The only other swan that he'll tolerate on our mere is the dead one that's been slowly decomposing and providing food for our scavengers at the back of the main mere for the last month or so. Every little helps, as they say, and there's a lot of meat on a swan. 

Our big boy definitely doesn't play well with others, which explains why he recently took umbridge at the sudden arrival of a small group of Icelandic holidaymakers.

Perhaps they were looking for somewhere to spend the winter. Maybe (and more likely) they were just taking a much-needed pit stop on their journey, like you or I dropping in to a motorway service station. A toilet break, grab a bite to eat, maybe a chat with your mates and then away again. If you substitute pond weed for a Gregg's sausage roll, these passing WHOOPER SWANS were doing exactly the same as I would do on a roadtrip.

Whooper swans were previously known as Hooper swan or Whistling swan.
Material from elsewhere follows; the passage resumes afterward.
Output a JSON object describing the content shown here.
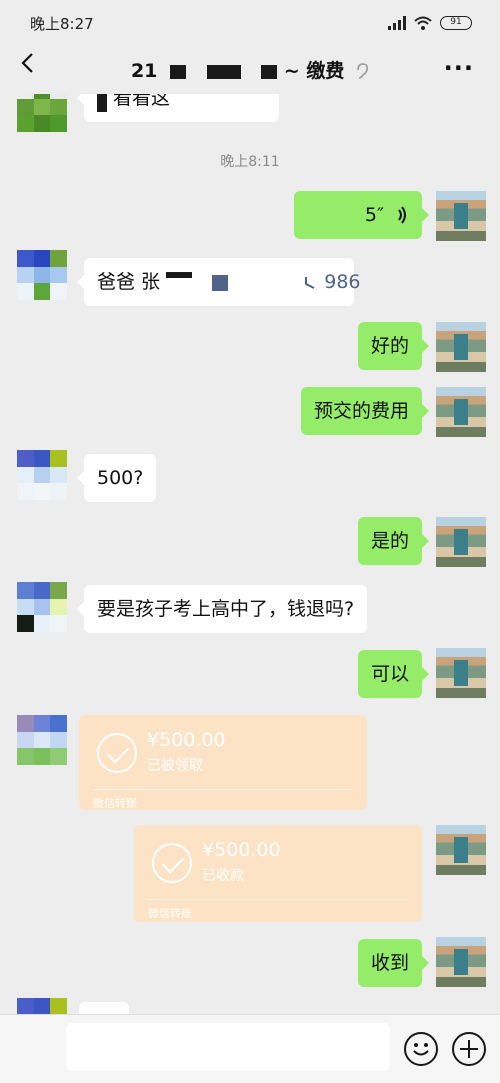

I can accept the change in spelling or description of the noise that they make, but back in the fourteenth century they were referred to by a much more unusual name. In the time of the Black Death ye olde plague survivors would know these white-winged wonders as 'Elk'. I have no idea why. Even Mr Google can't supply a reasonable explanation. There's a bit of a difference between these most graceful of birds and a massive lumbering moose. But this perhaps explains why a group of swans is still known as a herd.

Sadly there were only three. Old Moor can't supply its very own version of 'Swan Lake' at the moment with a full troupe of them standing on one leg. Then again the composer of that ballet, Tchaikovsky, was Russian, so it's quite possible that he never saw a Whooper. In his homeland he was much more likely to see Bewick swans. I wonder what our resident cob would make of one of those? I suspect that they'd be encouraged on their way, just as the Whoopers were. But we've had a few small visiting groups of them so far this year. Maybe the next lot will stay a little longer.

Apart from these elegant visitors, we've also been graced by the presence of an unseasonably late HOBBY this week. He should be in southern Africa by now, enjoying a tasty buffet of winged insects down there. Instead he's decided to stick around in sunny Barnsley for a while, presumably due to the number of (also unseasonably late) dragonflies that we've had in the area, particularly COMMON DARTERS. As we've seen all year, nature seems to be doing everything three or four weeks later in 2021 that we would normally expect. That's good for me though, because at this rate I don't think I'll finish my Christmas shopping until mid-January. Maybe my wife will get her slippers on time after all.